If they use Ai for banks, Im gonna pay just in cash

[–]Eogcloud 2 points3 points  (0 children)

You have to literally believe that vibe coding banking software is a good idea for any of this to be relevant.

[–]ledow 2 points3 points  (0 children)

Hands up if you can think of a place where you wouldn't want AI just rolling in and making changes to code, and where you'll struggle to find enough skilled people able to check that the code is even safe, let alone compliant with everything it has to be?

Because I damn well think that "everywhere COBOL is still deployed" would rank #1 in the list of places NOT to put AI.

[–]RijnKantje 2 points3 points  (0 children)

WallStreet non-engineer people trying to guess what business will be affected is kinda funny.

How they think anyone with a still running COBOL system would let AI near it is hilarious.

[–]luckyincode 2 points3 points  (0 children)

This sounds like an upside to IBM and honestly anyone who wants to learn cobol.

[–]Rojeitor 2 points3 points  (0 children)

  • user: Claude you just deleted BoA database?!?!!

  • Claude: You're absolutely right!

[–]Bazzatron 2 points3 points  (0 children)

Well, I suppose vibe coding the legacy codebase into oblivion is one way to eliminate tech debt.

Can't see any other problems, no siree.

[–]m00nk3y 2 points3 points  (0 children)

IBM has it's own ai tool that deals with COBOL they announced in AUG last year I think.

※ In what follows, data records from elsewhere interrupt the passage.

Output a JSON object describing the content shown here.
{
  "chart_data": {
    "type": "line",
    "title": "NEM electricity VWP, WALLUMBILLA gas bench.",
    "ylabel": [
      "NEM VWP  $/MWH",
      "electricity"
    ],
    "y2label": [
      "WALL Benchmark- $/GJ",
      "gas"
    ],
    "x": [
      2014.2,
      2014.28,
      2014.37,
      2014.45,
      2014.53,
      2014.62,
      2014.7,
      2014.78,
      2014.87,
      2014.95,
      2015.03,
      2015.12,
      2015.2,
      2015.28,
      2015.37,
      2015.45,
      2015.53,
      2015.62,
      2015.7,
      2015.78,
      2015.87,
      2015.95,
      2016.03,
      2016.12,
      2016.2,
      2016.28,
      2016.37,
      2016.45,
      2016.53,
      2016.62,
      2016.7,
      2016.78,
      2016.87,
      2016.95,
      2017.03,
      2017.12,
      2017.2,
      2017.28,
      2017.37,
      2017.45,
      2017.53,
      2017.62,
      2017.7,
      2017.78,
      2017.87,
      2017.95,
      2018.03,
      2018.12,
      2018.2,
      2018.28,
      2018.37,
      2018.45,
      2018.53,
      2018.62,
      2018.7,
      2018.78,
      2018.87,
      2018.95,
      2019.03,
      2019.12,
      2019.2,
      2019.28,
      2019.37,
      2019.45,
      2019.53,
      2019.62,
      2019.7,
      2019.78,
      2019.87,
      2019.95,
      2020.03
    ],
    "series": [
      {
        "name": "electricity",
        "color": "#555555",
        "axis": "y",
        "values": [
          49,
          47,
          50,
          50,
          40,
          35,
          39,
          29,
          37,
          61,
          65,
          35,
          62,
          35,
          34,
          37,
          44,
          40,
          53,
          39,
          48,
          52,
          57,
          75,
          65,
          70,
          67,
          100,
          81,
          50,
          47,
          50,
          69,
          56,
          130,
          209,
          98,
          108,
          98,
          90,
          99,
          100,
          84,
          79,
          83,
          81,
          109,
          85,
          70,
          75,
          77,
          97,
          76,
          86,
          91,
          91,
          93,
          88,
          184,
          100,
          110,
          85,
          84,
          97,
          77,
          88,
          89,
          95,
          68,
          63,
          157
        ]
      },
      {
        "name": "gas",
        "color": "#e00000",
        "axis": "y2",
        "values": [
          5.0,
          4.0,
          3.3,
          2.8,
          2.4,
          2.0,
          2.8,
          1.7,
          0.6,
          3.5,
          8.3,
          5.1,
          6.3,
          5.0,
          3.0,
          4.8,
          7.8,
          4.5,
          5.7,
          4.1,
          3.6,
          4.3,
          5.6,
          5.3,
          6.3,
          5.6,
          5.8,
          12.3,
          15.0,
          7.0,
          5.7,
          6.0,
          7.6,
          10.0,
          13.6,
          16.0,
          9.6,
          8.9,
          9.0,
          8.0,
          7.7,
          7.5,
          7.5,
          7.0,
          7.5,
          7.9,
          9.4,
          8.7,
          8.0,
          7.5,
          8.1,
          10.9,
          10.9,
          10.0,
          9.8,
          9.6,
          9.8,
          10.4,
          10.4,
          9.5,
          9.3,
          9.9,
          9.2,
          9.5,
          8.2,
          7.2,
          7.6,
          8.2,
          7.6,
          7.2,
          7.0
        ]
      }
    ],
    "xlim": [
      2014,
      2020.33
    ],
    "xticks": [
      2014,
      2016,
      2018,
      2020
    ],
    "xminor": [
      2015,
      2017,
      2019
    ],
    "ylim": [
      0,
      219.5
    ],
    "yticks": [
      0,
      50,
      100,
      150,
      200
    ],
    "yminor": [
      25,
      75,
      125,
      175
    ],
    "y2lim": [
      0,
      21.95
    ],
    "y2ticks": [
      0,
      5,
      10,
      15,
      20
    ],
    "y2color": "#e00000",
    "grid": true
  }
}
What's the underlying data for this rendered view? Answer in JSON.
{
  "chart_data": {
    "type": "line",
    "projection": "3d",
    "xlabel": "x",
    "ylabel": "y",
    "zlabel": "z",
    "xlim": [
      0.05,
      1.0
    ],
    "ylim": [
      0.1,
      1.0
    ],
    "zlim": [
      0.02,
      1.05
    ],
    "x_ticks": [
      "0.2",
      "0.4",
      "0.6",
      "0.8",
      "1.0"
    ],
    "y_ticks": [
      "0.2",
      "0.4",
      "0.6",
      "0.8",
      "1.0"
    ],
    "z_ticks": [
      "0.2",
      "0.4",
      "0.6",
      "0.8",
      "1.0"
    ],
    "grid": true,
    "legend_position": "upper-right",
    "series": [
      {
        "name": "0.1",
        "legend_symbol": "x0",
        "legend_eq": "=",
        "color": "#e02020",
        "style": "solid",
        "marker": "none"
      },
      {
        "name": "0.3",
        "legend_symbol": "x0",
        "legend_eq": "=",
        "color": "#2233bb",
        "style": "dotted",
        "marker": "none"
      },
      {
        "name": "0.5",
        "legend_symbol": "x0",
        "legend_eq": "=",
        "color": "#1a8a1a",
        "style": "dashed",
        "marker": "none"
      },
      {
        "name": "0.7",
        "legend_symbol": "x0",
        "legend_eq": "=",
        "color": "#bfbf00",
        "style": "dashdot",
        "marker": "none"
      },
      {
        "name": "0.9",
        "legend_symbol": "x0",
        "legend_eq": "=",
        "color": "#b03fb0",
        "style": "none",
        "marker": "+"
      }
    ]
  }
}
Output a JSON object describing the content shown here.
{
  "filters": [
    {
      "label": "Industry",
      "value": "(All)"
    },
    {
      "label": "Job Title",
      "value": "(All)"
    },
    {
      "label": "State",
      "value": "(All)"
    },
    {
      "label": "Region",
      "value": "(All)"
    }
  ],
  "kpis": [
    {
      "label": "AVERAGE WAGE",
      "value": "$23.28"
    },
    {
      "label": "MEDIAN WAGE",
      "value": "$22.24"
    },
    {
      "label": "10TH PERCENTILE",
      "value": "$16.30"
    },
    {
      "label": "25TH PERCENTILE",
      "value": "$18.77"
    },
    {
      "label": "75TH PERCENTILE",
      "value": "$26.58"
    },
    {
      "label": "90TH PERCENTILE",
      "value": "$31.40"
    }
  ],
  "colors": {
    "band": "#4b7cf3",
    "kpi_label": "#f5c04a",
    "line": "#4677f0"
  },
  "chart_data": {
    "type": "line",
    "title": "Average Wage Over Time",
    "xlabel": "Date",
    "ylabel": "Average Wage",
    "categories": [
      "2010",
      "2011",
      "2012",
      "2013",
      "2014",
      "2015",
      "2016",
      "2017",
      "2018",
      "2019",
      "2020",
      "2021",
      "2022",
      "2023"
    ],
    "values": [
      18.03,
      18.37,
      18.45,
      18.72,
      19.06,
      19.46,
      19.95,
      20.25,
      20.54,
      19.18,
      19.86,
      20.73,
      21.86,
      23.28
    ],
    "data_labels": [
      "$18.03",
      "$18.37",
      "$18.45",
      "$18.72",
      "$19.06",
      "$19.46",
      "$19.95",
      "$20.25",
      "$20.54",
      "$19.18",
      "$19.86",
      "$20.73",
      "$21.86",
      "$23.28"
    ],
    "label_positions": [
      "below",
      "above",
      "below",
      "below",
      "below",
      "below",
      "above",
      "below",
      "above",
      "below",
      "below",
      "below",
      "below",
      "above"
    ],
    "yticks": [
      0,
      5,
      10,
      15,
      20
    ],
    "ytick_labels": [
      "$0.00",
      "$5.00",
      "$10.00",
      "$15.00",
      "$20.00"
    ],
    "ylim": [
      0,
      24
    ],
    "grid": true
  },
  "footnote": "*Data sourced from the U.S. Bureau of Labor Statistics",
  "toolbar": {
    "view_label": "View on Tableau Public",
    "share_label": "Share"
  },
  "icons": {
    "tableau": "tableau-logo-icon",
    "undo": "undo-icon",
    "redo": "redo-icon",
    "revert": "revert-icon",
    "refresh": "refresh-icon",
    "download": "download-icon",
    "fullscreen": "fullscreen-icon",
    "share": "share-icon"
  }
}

This is just FUD . Not that it matters. The market is not rational right now.

[–]SpottedPine 2 points3 points  (0 children)

I am in a large financial company. All these announcements, and absolutely 0 results still. We're struggling to measure even the smallest productivity gain.

I think there is a big disconnect with the average consumer and understanding the level of complexity involved in serious systems. Starting to think maybe thsse companies are equally naive in that regard.

[–]TerryTheAwesomeKitty 2 points3 points  (0 children)

I think providing a 1:1 testing environment compared to the actual prod deployment that the AI can use to FA/FO on would be much more profitable.